In ART, endophenotyping has practical implications for sperm selection, preparation media, and embryo outcomes. Patients with DNA-damage-dominant phenotypes may benefit from advanced sperm selection techniques, such as microfluidics, while those with hyper-oxidative profiles may require antioxidant-enriched preparation protocols. Recognition of mitochondrial or epigenetic defects could guide the adoption of targeted interventions, minimizing the risk of transmitting compromised paternal genomes to offspring. Prognostic algorithms incorporating redox biomarkers can further support clinical decision-making, informing couples about their reproductive prospects and guiding the escalation of treatment. While challenges remain in standardization, validation, and threshold determination, the translational promise of redox endophenotypes lies in transforming idiopathic infertility from a diagnosis of exclusion into a mechanistically informed condition. Such a shift not only enhances precision andrology but also aligns reproductive medicine with the broader vision of personalized healthcare, ensuring improved fertility outcomes and safeguarding intergenerational health.
Future perspective
8
Advancing the concept of redox endophenotypes requires rigorous validation and translation into clinical practice. Large, multi-center studies are essential to establish reproducible evidence, define population-specific thresholds, and correlate oxidative biomarkers with ART outcomes.
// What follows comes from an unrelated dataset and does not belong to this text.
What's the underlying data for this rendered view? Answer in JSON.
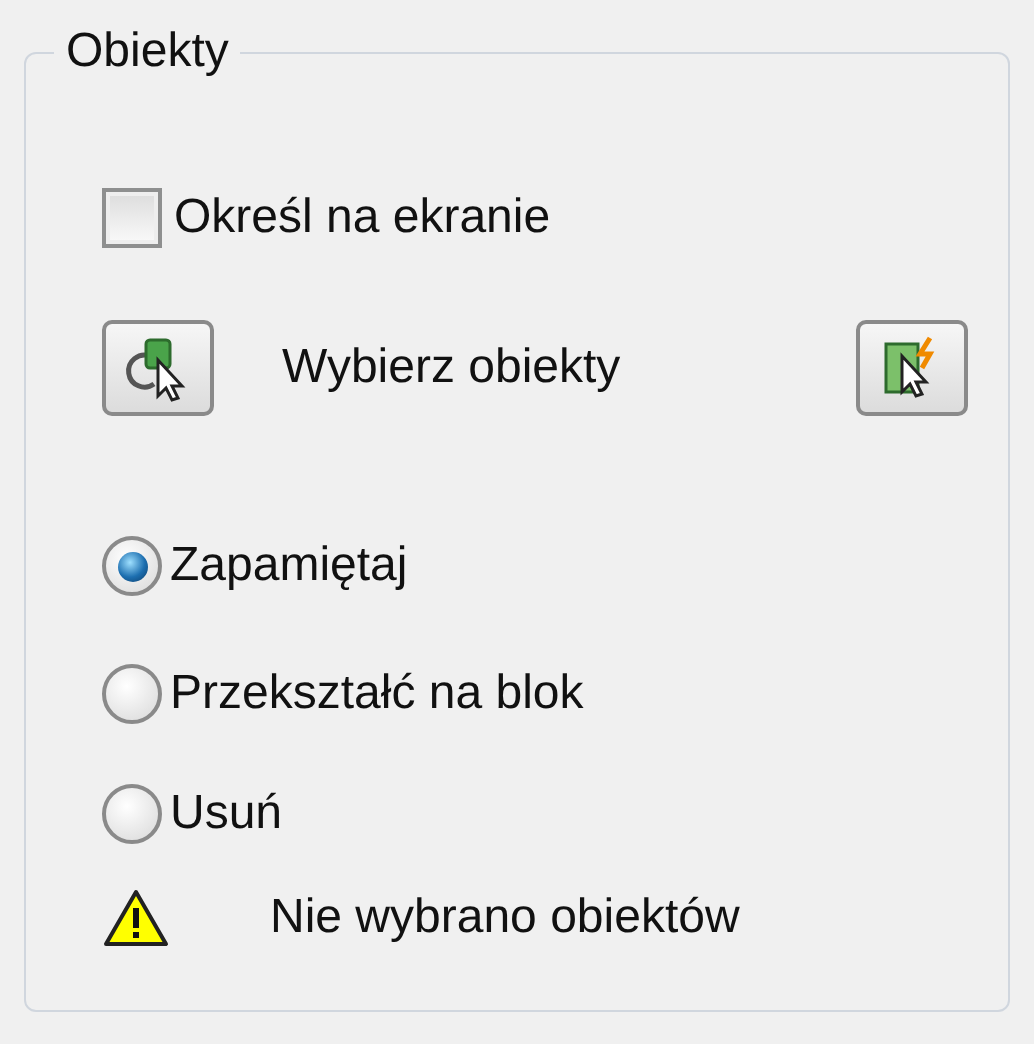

Equally critical is the standardization of redox assays across laboratories, ensuring consistency in sample handling, analytical protocols, and clinical interpretation, similar to the global harmonization achieved for semen analysis. Emerging tools, such as ORP, provide integrative measures but require refinement to achieve universal clinical adoption. Parallel advances in artificial intelligence and machine learning can facilitate the integration of multidimensional datasets, enabling pattern recognition across redox, omics, and exposome variables, and supporting predictive clinical algorithms. The vision of precision andrology lies in combining redox biology with genetic susceptibilities and environmental exposures, constructing personalized profiles to guide interventions. Importantly, redox-driven sperm epigenetic modifications raise critical opportunities for intergenerational research, as paternal oxidative imbalance may influence embryonic development and offspring health. Investing in such studies not only refines male infertility diagnostics but also extends implications to long-term public health. Collectively, these perspectives highlight the promise of redox endophenotyping in transforming idiopathic infertility from a diagnosis of exclusion into a mechanistically informed, precision-based discipline.
Conclusions
9
Idiopathic male infertility remains a persistent diagnostic challenge because conventional evaluations fail to identify underlying molecular dysfunctions in a substantial proportion of patients. This review synthesizes current evidence supporting redox imbalance as a unifying but heterogeneous mechanism in idiopathic infertility and proposes redox endophenotypes as a structured framework for mechanistic stratification. By delineating hyper-oxidative, DNA damage-dominant, mitochondrial dysfunction, epigenetic-oxidative, and inflammatory-oxidative phenotypes, we highlight how redox profiling can refine diagnosis, rationalize antioxidant and adjunctive therapies, and inform ART decision-making. Adoption of redox endophenotyping, alongside validated biomarkers and integrative approaches, offers a practical pathway to move beyond exclusion-based diagnoses toward precision andrology.